Malgré le désir de Lawson d'affirmer le divin intérieur, ses images souvent glitchy sapent l'autorité de son sujet, qu'elle soit religieuse, culturelle ou autre. Dans Clearing (2013), une femme apparaît pour préparer un espace rituel, mais sa jupe est déboutonnée, suggérant une présence affaiblie, presque hésitante. Dans Chief (2019), un homme en ornement de cérémonie en or est placé à côté d'un mur sale et taché sous des images de Jésus-Christ. Dans Coulson Family (2008), une femme et des enfants posent pour un portrait de vacances standard, mais le cadrage par Lawson d'un travail de peinture inachevé gâche délibérément une configuration autrement conventionnelle.

Ensuite, il y a aussi le fait qu'un certain nombre d'œuvres de Lawson utilisant des photos trouvées semblent avoir été choisies parce qu'elles sont profanées dans une certaine mesure. Dans Emily and Daughter (2018), un portrait de studio trouvé en Jamaïque, l'eau a usé deux paires d'yeux, laissant des apparitions étranges et pleines de dents. Dans le récent numéro du magazine Aperture, Lawson décrit comment son enfant a griffonné au stylo l'image trouvée d'une femme enceinte, semi-nue et endormie pour créer Deleon? Inconnu (2020). Les implications de classe d'une telle négation - rayer les plus pauvres de la vue ou les utiliser comme une surface - sont difficiles à ignorer.

Deana Lawson, Nation (2018). Tirage pigmentaire et photographie collée. Courtoisie de l'artiste ; Sikkema Jenkins & Co., New York ; et David Kordansky Gallery, Los Angeles. © Deana Lawson

"Je dis précisément à mes sujets ce qu'ils doivent faire", explique Lawson. Lorsqu'elle fait une photo, Lawson repère les lieux, les costumes et les accessoires, et lorsqu'elle travaille dans la maison d'un sujet, elle peut réorganiser les éléments à sa guise. Il est impossible de savoir ce qui, dans ses images, est une coïncidence et quel est le résultat de l'intervention de Lawson. (Dans la sélection de PS1, par exemple, il y avait trois ensembles de vernis à ongles turquoise.) Lawson parle d'être poussé par des pulsions, des rêves et des rêveries inexplicables, mais ces visions proviennent tout aussi probablement de la même chose que nous appelons transporter. , l'inconscient collectif troublé de la culture.

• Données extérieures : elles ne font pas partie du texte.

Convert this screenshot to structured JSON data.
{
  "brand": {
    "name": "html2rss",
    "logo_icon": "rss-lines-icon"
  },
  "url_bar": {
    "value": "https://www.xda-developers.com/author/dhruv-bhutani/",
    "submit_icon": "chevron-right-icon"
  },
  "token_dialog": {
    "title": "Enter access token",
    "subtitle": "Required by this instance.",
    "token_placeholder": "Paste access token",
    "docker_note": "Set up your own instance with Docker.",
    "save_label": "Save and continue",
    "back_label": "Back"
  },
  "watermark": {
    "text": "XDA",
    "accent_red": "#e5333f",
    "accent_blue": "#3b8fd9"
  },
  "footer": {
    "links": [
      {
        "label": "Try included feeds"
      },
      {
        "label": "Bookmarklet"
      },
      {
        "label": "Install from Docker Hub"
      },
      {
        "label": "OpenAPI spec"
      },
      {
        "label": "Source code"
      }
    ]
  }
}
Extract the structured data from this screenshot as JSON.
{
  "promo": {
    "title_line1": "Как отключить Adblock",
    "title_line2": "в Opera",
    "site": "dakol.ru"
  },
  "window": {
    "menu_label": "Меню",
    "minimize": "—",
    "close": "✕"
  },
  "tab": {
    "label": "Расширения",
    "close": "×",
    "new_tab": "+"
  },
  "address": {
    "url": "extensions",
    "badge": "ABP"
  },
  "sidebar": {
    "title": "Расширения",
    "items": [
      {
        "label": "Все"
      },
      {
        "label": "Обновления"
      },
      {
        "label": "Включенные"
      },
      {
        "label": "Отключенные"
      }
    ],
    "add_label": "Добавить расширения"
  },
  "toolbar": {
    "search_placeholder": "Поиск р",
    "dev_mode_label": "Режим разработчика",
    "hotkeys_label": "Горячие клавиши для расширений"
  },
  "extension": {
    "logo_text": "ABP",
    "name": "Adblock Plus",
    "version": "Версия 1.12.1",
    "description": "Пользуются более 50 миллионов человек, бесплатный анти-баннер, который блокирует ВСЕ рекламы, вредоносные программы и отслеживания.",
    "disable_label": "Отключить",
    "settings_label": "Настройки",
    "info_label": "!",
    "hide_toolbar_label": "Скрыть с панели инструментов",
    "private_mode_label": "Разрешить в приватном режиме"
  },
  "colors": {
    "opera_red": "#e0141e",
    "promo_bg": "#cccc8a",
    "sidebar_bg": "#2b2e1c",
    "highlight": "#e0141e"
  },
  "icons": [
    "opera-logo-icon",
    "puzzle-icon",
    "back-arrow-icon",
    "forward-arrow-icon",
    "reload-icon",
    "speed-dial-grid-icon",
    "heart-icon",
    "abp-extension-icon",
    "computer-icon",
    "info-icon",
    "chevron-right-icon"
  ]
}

La dynamique de classe est insuffisamment articulée dans les discussions de Lawson. Enfant de la classe moyenne de la classe ouvrière de Rochester, une ville où le chômage était notoirement élevé chez les Noirs, elle a mentionné avoir pris conscience des différences entre les étudiants les plus pauvres et elle-même au lycée - selon ses mots, de « être témoin de la façon dont les autres vivaient ." Il est difficile de distinguer la critique de Lawson de la représentation culturelle du regard formé par ses propres fantasmes de classe, et il est difficile de ne pas voir ces fantasmes dans les images qui l'attirent et les mettent en scène. Nous connaissons le genre de choses qu'elle ajoute à ses photos grâce aux nombreuses descriptions qu'elle a données de leur production. Un étranger est invité à retirer sa chemise à Cortez; un jeune rappeur courbe sa main en forme de gâchette dans Nation ; dans Sons of Cush, une main enfoncée dans le cadre tient une pile de billets ; à Soweto Brother and Sister , un homme affiche un symbole de gang «côté ouest»; et dans Nikki's Kitchen, une femme de Détroit enfile un body ganté à imprimé léopard - un vêtement que son sujet ne voulait absolument pas porter, le trouvant "trop ​​serré", selon le propre récit de Lawson sur le tournage de Vice.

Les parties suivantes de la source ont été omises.